From the moment in March of 2011 that the papers were signed formalizing the purchase of Goose Island Beer Co. in Chicago by what was then called Anheuser-Busch InBev, I began referring to Goose Island (probably the first American brewpub I ever visited, and adored) as Zombie Goose.
That’s because it had ceased to exist in the form we previously knew it, henceforth to be utilized by a corporate monolith to shift money to its shareholders, away from genuine independent brewers. It wasn’t Goose Island any longer. As with Monty Python’s parrot, Goose Island was no more. It had ceased to be.

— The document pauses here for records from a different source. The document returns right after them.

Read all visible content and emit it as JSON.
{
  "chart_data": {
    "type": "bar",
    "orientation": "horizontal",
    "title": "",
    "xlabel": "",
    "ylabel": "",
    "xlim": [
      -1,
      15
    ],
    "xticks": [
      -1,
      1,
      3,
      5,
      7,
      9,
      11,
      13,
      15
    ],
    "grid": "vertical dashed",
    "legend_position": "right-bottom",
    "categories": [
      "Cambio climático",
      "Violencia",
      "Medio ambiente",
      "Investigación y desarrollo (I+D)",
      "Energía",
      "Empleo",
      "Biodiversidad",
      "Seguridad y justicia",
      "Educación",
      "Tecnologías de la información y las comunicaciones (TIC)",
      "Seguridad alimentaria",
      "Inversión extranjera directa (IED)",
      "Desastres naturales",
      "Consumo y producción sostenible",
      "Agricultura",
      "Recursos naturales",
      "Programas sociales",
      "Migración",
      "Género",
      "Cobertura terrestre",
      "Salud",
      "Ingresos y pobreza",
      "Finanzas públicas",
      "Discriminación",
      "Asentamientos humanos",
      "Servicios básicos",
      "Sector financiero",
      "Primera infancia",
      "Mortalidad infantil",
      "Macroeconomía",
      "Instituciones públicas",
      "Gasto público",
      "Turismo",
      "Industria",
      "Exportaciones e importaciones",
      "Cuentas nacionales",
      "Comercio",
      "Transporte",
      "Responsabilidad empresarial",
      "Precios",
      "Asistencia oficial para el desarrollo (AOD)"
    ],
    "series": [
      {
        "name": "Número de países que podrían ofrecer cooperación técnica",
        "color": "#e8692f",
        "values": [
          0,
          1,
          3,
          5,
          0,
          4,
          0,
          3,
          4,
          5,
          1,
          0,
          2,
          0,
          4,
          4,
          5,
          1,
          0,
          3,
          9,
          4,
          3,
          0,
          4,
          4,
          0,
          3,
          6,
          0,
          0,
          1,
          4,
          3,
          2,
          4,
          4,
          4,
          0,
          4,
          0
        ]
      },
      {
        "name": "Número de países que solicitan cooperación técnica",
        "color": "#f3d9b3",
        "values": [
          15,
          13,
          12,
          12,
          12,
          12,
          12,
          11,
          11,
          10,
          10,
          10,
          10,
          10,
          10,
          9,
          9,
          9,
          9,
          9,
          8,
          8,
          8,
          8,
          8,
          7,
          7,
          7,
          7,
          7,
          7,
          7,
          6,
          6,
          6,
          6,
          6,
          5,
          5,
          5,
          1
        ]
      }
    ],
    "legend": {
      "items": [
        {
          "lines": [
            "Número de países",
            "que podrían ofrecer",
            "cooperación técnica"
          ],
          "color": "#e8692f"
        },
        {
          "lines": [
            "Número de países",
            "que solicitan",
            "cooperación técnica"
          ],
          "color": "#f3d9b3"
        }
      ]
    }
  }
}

Expired and gone to meet its maker, a late brewery, stiff and bereft of life, and so on.
Problem was that a subculture had come into existence dedicated to the unquestioned proposition that possession of Goose Island’s annual Bourbon County Stout release, and a subsequent diaplay of one’s hoarding on social media, was the be-all and end-all of beer aficionado-dom.

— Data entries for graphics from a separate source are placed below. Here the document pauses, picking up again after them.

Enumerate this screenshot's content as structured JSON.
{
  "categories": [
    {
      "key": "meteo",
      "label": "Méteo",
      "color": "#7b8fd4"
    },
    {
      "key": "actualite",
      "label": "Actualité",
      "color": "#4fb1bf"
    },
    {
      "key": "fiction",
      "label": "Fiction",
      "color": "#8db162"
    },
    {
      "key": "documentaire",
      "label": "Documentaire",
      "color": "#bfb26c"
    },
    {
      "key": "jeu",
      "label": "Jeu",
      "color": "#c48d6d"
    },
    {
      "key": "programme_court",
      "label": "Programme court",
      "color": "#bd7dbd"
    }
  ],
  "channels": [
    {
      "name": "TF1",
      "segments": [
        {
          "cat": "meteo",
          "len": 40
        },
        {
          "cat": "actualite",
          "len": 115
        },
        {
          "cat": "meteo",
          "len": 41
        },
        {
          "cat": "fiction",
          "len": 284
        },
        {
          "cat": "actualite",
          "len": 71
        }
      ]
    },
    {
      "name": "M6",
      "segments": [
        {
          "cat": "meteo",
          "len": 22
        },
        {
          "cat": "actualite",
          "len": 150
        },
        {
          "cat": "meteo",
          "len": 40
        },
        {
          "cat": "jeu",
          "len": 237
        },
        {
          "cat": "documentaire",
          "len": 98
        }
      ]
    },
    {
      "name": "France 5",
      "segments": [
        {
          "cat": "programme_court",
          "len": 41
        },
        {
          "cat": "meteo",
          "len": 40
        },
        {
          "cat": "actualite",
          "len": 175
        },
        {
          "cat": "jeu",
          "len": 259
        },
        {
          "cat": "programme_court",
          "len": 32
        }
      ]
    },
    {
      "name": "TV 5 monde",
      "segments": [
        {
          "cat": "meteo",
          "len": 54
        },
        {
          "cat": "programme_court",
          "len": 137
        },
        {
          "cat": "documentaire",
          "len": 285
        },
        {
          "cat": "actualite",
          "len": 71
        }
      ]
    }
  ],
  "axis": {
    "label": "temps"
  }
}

I questioned it, and I’m sure there remain BCB fetishists out there who curse my name each year when they gleefully display their booty on Instagram.

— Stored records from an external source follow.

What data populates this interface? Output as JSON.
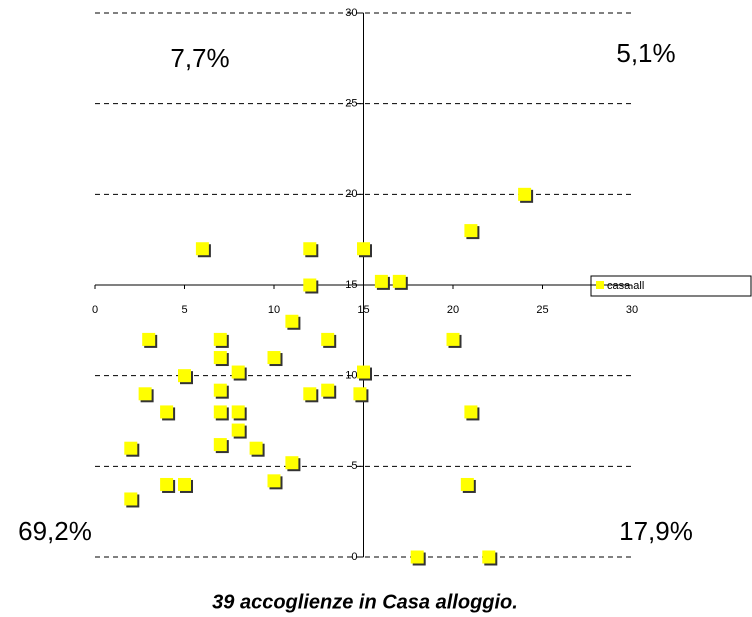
{
  "chart_data": {
    "type": "scatter",
    "title": "39 accoglienze in Casa alloggio.",
    "series": [
      {
        "name": "casa all",
        "color": "#ffff00",
        "x": [
          24,
          21,
          6,
          12,
          15,
          12,
          16,
          17,
          11,
          3,
          7,
          13,
          20,
          7,
          10,
          5,
          8,
          15,
          2.8,
          7,
          12,
          13,
          14.8,
          4,
          7,
          8,
          21,
          8,
          7,
          9,
          2,
          11,
          4,
          5,
          10,
          20.8,
          2,
          18,
          22
        ],
        "values": [
          20,
          18,
          17,
          17,
          17,
          15,
          15.2,
          15.2,
          13,
          12,
          12,
          12,
          12,
          11,
          11,
          10,
          10.2,
          10.2,
          9,
          9.2,
          9,
          9.2,
          9,
          8,
          8,
          8,
          8,
          7,
          6.2,
          6,
          6,
          5.2,
          4,
          4,
          4.2,
          4,
          3.2,
          0,
          0
        ]
      }
    ],
    "xlim": [
      0,
      30
    ],
    "xticks": [
      0,
      5,
      10,
      15,
      20,
      25,
      30
    ],
    "ylim": [
      0,
      30
    ],
    "yticks": [
      0,
      5,
      10,
      15,
      20,
      25,
      30
    ],
    "axes_cross": {
      "x": 15,
      "y": 15
    },
    "grid": true,
    "annotations": [
      "7,7%",
      "5,1%",
      "69,2%",
      "17,9%"
    ]
  }
}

At the time, Anheuser-Busch InBev’s malicious tactics in opposition to craft beer were about as obvious as the sun’s ascent each morning, and I needn’t recount any of it here. The monolith’s intent in acquiring Goose Island, and its subsequent purchase of a dozen more breweries like Goose, was to control shelf space and prevent visibility on the part of less well-heeled competitors.
This was how Anheuser-Busch InBev came to be what it had become. It’s how the Busch mafia eliminated post-war domestic breweries to consolidate market share. All of it was clear; give Anheuser-Busch InBev your money, and Anheuser-Busch InBev will use it to stifle craft beer.
The very existence of Bourbon County Stout froze a generation of enthusiasts in their tracks, no doubt as Anheuser-Busch InBev intended. Look in the dictionary for “cognitive dissonance,” and there’s a picture of a picture of a supposed craft beer lover, directing a flame thrower against an actual craft beer, with a glass of Goose in his hand.
Cognitive dissonance is the mental discomfort that results from holding two conflicting beliefs, values, or attitudes.
I did it too, once, several years later.
A little ditty about Roger and Nadorff. Bourbon County Stout? Who cares?